I wasn't even going to write about this because it's so goddamn upsetting everytime I think of it, but I have to tell someone, and even if no one ever reads it, at least it's said. Here's the thing...it was just a black, sad, sucking, acute, stabbing....lonliness. And had I have kicked it right then, feeling that indescribable drowning aloneness, I'd never be resting in peace. A soul can't possibly fade out like that...it's petrifying. It's not fair. I knew the EMTs that were in the ambulance, but they don't KNOW me, you know? And I couldn't breathe to cry, so I just laid there, strapped down, thinking, "This is my last breath. THIS is my last breath. THIS is my last breath" with every little gasp, and these tears were pouring out of my face and I kept looking at the two of them for some connection to stave off how singular I felt in the world at that moment, and the only thing I thought of was Dodge. Seriously. My fucking dog. And it was only for a second. The rest of it was just, "please don't let this be the last thing I feel. PLEASE." And I wasn't asking anyone in particular, no God showed up at the last minute (although I guess it wasn't REALLY my last minute) like I thought might happen, I was trying to convince myself to think of something, anything, that wasn't so lonely. But I never did. And then my oxygen normalized some, I started breathing with a little depth, and 45 minutes and 3 IVs later, I was the proper color and texture and able to stand up for xrays to find out that I had a particulary bad pneumonia that I had been ignoring.
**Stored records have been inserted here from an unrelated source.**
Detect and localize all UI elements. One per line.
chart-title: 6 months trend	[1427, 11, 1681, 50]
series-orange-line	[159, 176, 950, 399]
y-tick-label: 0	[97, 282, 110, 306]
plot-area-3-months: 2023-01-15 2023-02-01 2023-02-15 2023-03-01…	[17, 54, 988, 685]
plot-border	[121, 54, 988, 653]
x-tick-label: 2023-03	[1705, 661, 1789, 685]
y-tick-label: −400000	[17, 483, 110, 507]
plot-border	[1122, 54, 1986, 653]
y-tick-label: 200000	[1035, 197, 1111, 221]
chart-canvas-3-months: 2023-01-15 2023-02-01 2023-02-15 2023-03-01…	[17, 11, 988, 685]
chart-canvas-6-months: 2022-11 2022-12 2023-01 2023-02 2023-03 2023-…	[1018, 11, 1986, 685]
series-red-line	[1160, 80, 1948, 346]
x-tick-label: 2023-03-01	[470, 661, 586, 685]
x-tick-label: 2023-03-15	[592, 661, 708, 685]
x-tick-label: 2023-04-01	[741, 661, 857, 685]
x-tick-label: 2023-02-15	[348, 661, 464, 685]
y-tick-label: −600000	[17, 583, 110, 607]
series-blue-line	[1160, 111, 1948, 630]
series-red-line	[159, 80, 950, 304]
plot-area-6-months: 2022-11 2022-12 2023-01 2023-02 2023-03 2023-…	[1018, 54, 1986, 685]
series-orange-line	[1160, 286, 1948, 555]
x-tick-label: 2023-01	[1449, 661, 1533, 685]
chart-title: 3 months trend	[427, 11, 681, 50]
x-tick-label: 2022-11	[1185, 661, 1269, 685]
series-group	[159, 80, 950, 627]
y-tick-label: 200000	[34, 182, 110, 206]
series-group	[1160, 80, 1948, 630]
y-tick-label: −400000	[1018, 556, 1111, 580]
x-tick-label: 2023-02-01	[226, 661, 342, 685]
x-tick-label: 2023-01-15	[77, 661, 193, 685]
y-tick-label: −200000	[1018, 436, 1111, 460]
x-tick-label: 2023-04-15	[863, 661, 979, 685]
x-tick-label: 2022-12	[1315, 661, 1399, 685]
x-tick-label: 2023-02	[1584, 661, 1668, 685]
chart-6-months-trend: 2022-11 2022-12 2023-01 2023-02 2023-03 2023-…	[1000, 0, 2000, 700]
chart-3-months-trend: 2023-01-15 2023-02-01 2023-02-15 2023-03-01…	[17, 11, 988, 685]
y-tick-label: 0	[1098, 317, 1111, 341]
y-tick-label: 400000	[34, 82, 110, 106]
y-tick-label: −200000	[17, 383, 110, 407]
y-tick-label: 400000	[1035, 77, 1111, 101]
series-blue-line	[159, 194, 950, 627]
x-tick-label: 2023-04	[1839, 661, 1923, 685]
There's more to it, but basically, I'm haunted by the lonliness thing. I've heard that it's like that before..everyone dies alone, you know? I mean, when you're born, you're coming OUT of another person, so even though it's something you technically do by yourself, you're WITH someone the whole time. But dying is different. Even if you're surrounded by people who love you, who KNOW you, who will stay with you until it's done, it's about the only thing that you absolutely do by yourself. And when that moment comes where you either fade out or decide to let go...what if that really is what it feels like?